Oyó como el gruñido de los lobos se hacía cada vez más potente. Estaban a punto de
saltar... Todo acabaría en segundos...
Los lobos atacaron, lanzándose al mismo tiempo contra el Señor del Kai, el cual logró
distinguir como uno de los lobos se había adelantado en el ataque, quizás sólo por
medio segundo, pero tiempo suficiente. Se lanzó hacia él, a su encuentro, con Colmillo
en posición horizontal, lanzando una estocada apoyada por todas las fuerzas que le
restaban y por el peso e impulso de su propio cuerpo. Lobo y hombre se encontraron en
un impacto brutal, y Colmillo atravesó de parte a parte el cuerpo del monstruo, que
lanzó una dentellada a menos de un palmo de su rostro. Tras el impacto, ambos
contendientes giraron en el aire, de manera que el Señor del Kai cayó al suelo de
espaldas, con la enorme bestia muerta sobre él. El peso le vació de golpe los pulmones,
además de imposibilitarle cualquier movimiento.
No pudo ni siquiera volver a aspirar aire. El lobo demoniaco que quedaba vivo apareció
tras su compañero muerto, las fauces abiertas en un rugido y los afilados colmillos
amarillentos goteando saliva. La bestia lanzó una dentellada que apresaría en sus fauces
el cráneo del Señor del Kai y lo aplastaría.
Entonces, cerró los ojos y descargó toda su rabia, todas sus ganas de vivir y toda la vida
que le quedaba en su maltrecho cuerpo en un devastador ataque psíquico. Su mente,
convertida en una bola de fuego abrasador, se internó en la del lobo y la hizo arder
violentamente. Después, el fuego se apagó y sólo quedó oscuridad...

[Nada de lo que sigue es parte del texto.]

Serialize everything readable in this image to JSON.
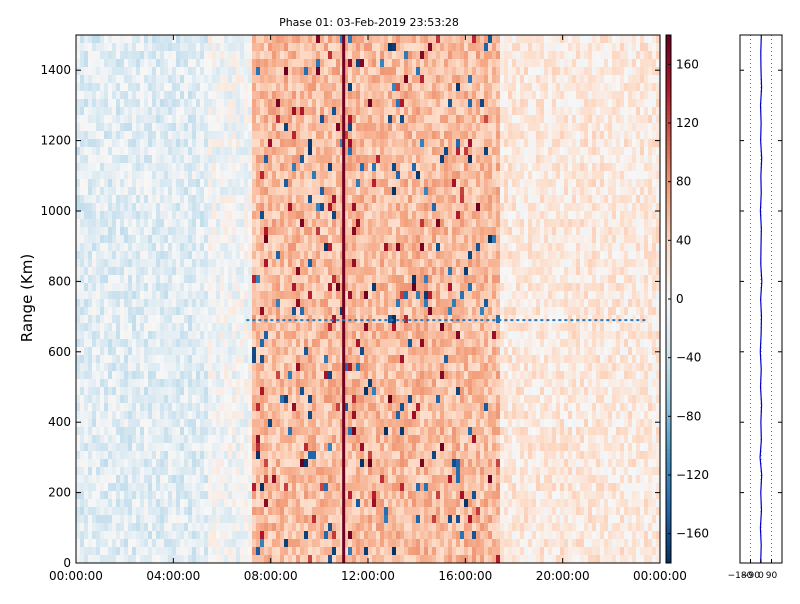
{
  "chart_data": [
    {
      "type": "heatmap",
      "title": "Phase 01: 03-Feb-2019 23:53:28",
      "xlabel": "",
      "ylabel": "Range (Km)",
      "x_tick_labels": [
        "00:00:00",
        "04:00:00",
        "08:00:00",
        "12:00:00",
        "16:00:00",
        "20:00:00",
        "00:00:00"
      ],
      "x_tick_hours": [
        0,
        4,
        8,
        12,
        16,
        20,
        24
      ],
      "xlim_hours": [
        0,
        24
      ],
      "y_ticks": [
        0,
        200,
        400,
        600,
        800,
        1000,
        1200,
        1400
      ],
      "ylim": [
        0,
        1500
      ],
      "colormap": "RdBu_r",
      "colorbar": {
        "ticks": [
          160,
          120,
          80,
          40,
          0,
          -40,
          -80,
          -120,
          -160
        ],
        "range": [
          -180,
          180
        ]
      },
      "bands": [
        {
          "start_hour": 0.0,
          "end_hour": 5.5,
          "mean_phase": -20
        },
        {
          "start_hour": 5.5,
          "end_hour": 7.2,
          "mean_phase": -5
        },
        {
          "start_hour": 7.2,
          "end_hour": 17.5,
          "mean_phase": 55
        },
        {
          "start_hour": 17.5,
          "end_hour": 24.0,
          "mean_phase": 18
        }
      ],
      "features": [
        {
          "type": "vertical_line",
          "hour": 11.0,
          "phase": 175
        },
        {
          "type": "horizontal_line",
          "range_km": 690,
          "start_hour": 7.0,
          "end_hour": 23.5,
          "phase": -130
        }
      ]
    },
    {
      "type": "line",
      "title": "",
      "xlabel": "",
      "ylabel": "",
      "x_tick_labels": [
        "−180",
        "−90",
        "0",
        "90"
      ],
      "x_ticks": [
        -180,
        -90,
        0,
        90
      ],
      "xlim": [
        -180,
        180
      ],
      "ylim": [
        0,
        1500
      ],
      "y_ticks": [
        0,
        200,
        400,
        600,
        800,
        1000,
        1200,
        1400
      ],
      "grid_x": true,
      "line_color": "#0000cc",
      "series": [
        {
          "x": [
            -3,
            2,
            -5,
            4,
            -2,
            6,
            -8,
            3,
            -1,
            5,
            -4,
            2,
            -6,
            1,
            4,
            -3,
            7,
            -2,
            0,
            3,
            -5,
            2,
            -1,
            6,
            -3,
            1,
            -4,
            5,
            0,
            -2,
            3
          ],
          "y": [
            0,
            50,
            100,
            150,
            200,
            250,
            300,
            350,
            400,
            450,
            500,
            550,
            600,
            650,
            700,
            750,
            800,
            850,
            900,
            950,
            1000,
            1050,
            1100,
            1150,
            1200,
            1250,
            1300,
            1350,
            1400,
            1450,
            1500
          ]
        }
      ]
    }
  ]
}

Tiempo después, la oscuridad dio pasó a otra cosa... Olió a guiso con especias, sintió
calor en el rostro y oyó voces a su alrededor. Mirad, se está despertando. Había mucha
gente a su alrededor, hombres, mujeres, niños. Preguntó con voz débil qué era lo que se
celebraba, y una voz rió, preguntándole si no sabía la fecha en la que se encontraban.
El Señor del Kai sonrió, sintiendo que estaba de vuelta en casa.